Polk County’s operation takes an innovative approach to dealing with trash. It handles refuse from five other counties, and in addition to sorting waste that residents have recycled, it also pulls recyclables out of waste they haven’t, and turns garbage into energy. “Between what gets reused and what goes to market to be recycled, you’re looking at about 20 to 25 percent of the material that comes in the door gets used again or recycled,” said Steiner.

It’s one of a handful of similar collaboratives around the state, and the counties involved are betting it will be cheaper in the long term to recycle more — and then burn the remaining trash — rather than simply burying everything that’s thrown away. A recent $8 million upgrade to the operation’s equipment has allowed it to speed up its process and pull cans and plastic containers out of garbage. Steiner said it’s the only facility in the state that uses the same equipment to sort recycling and garbage.

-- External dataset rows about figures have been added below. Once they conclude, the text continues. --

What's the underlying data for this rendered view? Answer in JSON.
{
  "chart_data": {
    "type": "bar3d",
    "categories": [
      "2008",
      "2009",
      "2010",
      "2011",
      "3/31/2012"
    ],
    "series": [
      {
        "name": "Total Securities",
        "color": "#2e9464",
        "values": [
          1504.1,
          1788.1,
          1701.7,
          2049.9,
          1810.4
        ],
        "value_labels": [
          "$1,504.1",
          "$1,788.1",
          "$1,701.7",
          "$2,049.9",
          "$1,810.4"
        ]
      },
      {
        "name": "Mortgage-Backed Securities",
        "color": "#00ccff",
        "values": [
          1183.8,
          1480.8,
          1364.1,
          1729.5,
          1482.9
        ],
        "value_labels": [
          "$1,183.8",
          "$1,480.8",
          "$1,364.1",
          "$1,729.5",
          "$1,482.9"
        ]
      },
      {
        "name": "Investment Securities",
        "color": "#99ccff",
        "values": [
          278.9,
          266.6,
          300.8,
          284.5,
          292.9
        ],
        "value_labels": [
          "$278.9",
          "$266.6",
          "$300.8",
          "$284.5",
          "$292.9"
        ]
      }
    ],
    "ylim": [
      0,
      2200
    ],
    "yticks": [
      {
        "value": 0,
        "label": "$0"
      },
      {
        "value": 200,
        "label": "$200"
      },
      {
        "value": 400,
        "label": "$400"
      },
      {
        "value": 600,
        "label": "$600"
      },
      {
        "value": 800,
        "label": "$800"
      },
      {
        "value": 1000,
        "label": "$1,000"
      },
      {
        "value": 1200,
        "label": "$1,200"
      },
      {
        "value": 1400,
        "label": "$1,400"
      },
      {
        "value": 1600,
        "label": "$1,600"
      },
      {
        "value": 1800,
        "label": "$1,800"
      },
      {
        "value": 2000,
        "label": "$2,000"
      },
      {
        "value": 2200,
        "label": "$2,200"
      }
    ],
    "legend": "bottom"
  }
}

The recycled materials are sold, what’s left is incinerated, and the ash that remains is used in road construction or dumped in a landfill. The incinerator part of the process isn’t new. It’s been burning trash for decades — and generating steam that’s sold to businesses in the Fosston industrial park, who use it to process vegetables or heat buildings.

But adding the new sorting equipment is a step that will increase the amount of material pulled out of the garbage. More recycling will also make it easier to manage air pollution from the incinerator, Steiner said, because the remaining garbage burns cleaner. And it’s nearly all automated, from the optical scanner to the conveyor belts that use magnetic fields to attract metal and push away aluminum.

Along the way there are humans, too. They remove unexpected trash that might damage the equipment, like bowling balls or plasterboard. And they do quality control, catching any mistakes the machines make. The sorting equipment might run material from recycling bins for a couple of hours, sorting the cardboard, paper, metal and plastic into bins where it’s baled for sale to companies that reuse the material.